Via a reaching stop-signal task, we assessed both proactive and reactive inhibition in 17 left-dominant PD and 17 right-dominant PD patients and in 24 age-matched participants.
We found that reactive inhibition was more impaired in PD patients than in healthy participants. However, proactive inhibition was not affected. Furthermore, we found no differences between left-dominant PD and right-dominant PD patients.
For the first time, we found evidence for a deficit of reactive inhibition in the early-stage PD patients in the absence of evidence for deficits in proactive inhibition. These findings have clinical relevance as they provide critical insights on the time course of the disease. In addition, we confirmed, on a population of PD patients at Hoehn and Yahr stage 1, previous results showing that the onset of the disease does not affect inhibition. © 2019 International Parkinson and Movement Disorder Society.

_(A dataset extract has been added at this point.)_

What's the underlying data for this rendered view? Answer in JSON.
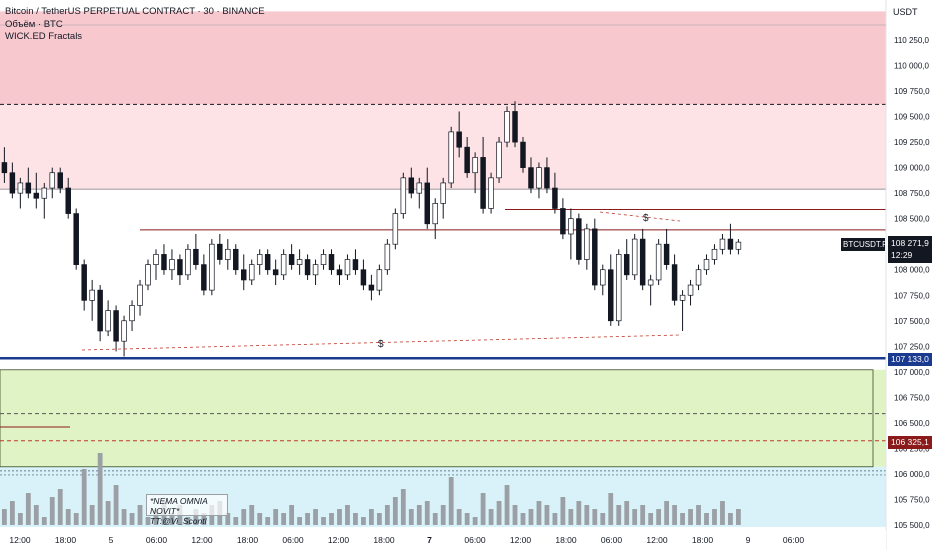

众所周知,抑制控制不足是帕金森病(PD)的一个标志。然而,抑制并不是一个单一的结构,目前尚不清楚疾病早期的患者(Hoehn 和 Yahr 1 期)是否存在完全停止(反应性抑制)的缺陷,是否存在根据上下文调整反应策略的能力(前瞻性抑制)的缺陷,或者两者都有。
我们评估 Hoehn 和 Yahr 1 期的 PD 患者是否存在抑制控制的整体或选择性损伤。由于抑制作用依赖于右侧偏侧化通路,我们测试了左侧优势 PD 患者在这种执行功能中是否比右侧优势 PD 患者遭受更严重的缺陷。
通过伸手停止信号任务,我们评估了 17 名左侧优势 PD 和 17 名右侧优势 PD 患者以及 24 名年龄匹配的参与者的前瞻性和反应性抑制。
我们发现,反应性抑制在 PD 患者中比在健康参与者中受损更严重。然而,前瞻性抑制不受影响。此外,我们没有发现左侧优势 PD 和右侧优势 PD 患者之间的差异。
我们首次发现早期 PD 患者存在反应性抑制缺陷的证据,而没有证据表明前瞻性抑制缺陷。这些发现具有临床意义,因为它们提供了对疾病发展时间过程的关键见解。此外,我们在 Hoehn 和 Yahr 1 期的 PD 患者人群中证实了先前的结果,即疾病的发作不会影响抑制。